Allo stesso incontro, premesso che, il sindaco ha convocato le parti sociali dopo aver partecipato alla manifestazione d’interesse del Comune di Acri per i lavoratori di cui alla L.R. 8 novembre 2016, n. 31, sì è discusso di come superare il precariato di tutti i lavoratori indistintamente dal bacino di provenienza degli stessi.
Il Comune di Acri possiede ad oggi 120 circa lavoratori ancora precari, senza un regolare contratto di lavoro, che da anni svolgono a tutti gli effetti ruoli di dipendenti pubblici anche in uffici e settori rilevanti e di strategica importanza. Ci è stato ribadito dal Sindaco la volontà di procedere al superamento della precarietà di questi lavoratori attraverso delle stabilizzazioni che però riguarderebbero un numero esiguo di lavoratori in quanto lo stesso Ente è impossibilitato per vincoli normativi ed economici ad assorbire tutto il bacino.

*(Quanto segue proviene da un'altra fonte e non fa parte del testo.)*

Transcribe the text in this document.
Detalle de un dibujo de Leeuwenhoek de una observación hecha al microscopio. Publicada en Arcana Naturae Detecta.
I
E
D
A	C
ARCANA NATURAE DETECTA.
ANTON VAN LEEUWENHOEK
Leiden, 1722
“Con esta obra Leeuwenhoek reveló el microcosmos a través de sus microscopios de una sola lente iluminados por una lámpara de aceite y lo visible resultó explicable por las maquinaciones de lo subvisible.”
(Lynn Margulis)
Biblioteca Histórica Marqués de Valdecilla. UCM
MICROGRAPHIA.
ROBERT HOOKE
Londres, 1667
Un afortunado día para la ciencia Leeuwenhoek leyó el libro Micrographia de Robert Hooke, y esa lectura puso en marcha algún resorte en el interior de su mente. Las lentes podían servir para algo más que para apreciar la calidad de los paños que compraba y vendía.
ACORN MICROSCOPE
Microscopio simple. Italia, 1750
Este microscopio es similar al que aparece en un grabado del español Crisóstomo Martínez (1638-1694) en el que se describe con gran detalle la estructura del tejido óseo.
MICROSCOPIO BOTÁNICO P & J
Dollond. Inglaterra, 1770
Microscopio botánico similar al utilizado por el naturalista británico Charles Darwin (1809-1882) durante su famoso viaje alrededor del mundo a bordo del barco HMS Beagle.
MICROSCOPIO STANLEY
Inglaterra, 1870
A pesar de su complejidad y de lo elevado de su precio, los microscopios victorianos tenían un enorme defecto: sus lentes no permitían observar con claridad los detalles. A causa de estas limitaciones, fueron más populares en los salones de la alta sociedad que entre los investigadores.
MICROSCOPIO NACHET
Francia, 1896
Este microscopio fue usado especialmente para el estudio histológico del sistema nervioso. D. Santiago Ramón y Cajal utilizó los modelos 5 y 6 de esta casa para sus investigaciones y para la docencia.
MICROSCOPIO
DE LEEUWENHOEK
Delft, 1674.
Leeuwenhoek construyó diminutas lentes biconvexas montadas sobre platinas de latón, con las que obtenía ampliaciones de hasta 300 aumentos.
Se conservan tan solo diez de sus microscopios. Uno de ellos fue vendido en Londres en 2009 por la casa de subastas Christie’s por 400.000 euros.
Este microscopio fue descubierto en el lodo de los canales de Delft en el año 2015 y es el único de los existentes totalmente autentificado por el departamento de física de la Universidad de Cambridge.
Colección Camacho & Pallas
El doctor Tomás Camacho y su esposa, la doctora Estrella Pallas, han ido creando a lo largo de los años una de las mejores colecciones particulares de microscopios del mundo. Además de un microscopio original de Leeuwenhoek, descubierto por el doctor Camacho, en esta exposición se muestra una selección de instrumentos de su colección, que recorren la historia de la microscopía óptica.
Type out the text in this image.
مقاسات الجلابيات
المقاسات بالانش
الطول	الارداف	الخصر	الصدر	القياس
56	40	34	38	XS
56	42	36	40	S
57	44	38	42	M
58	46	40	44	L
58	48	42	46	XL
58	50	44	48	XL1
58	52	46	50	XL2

Insieme si è quindi deciso che una soluzione alternativa vada cercata congiuntamente tra Amministrazione e Sindacati; occorre quindi, che le parti sociali come più volte da noi sollecitato, abbiano un incontro in Regione Calabria alla presenza di diversi assessorati competenti e che le soluzioni già da noi prospettate ai tavoli di competenza per risolvere il problema di tutti i lavoratori siano prese in considerazione seriamente dalla Regione Calabria affinchè a breve questi lavoratori, si vedano riconosciuti tutti i propri diritti con uno stipendio che stia al di sopra della soglia minima di povertà.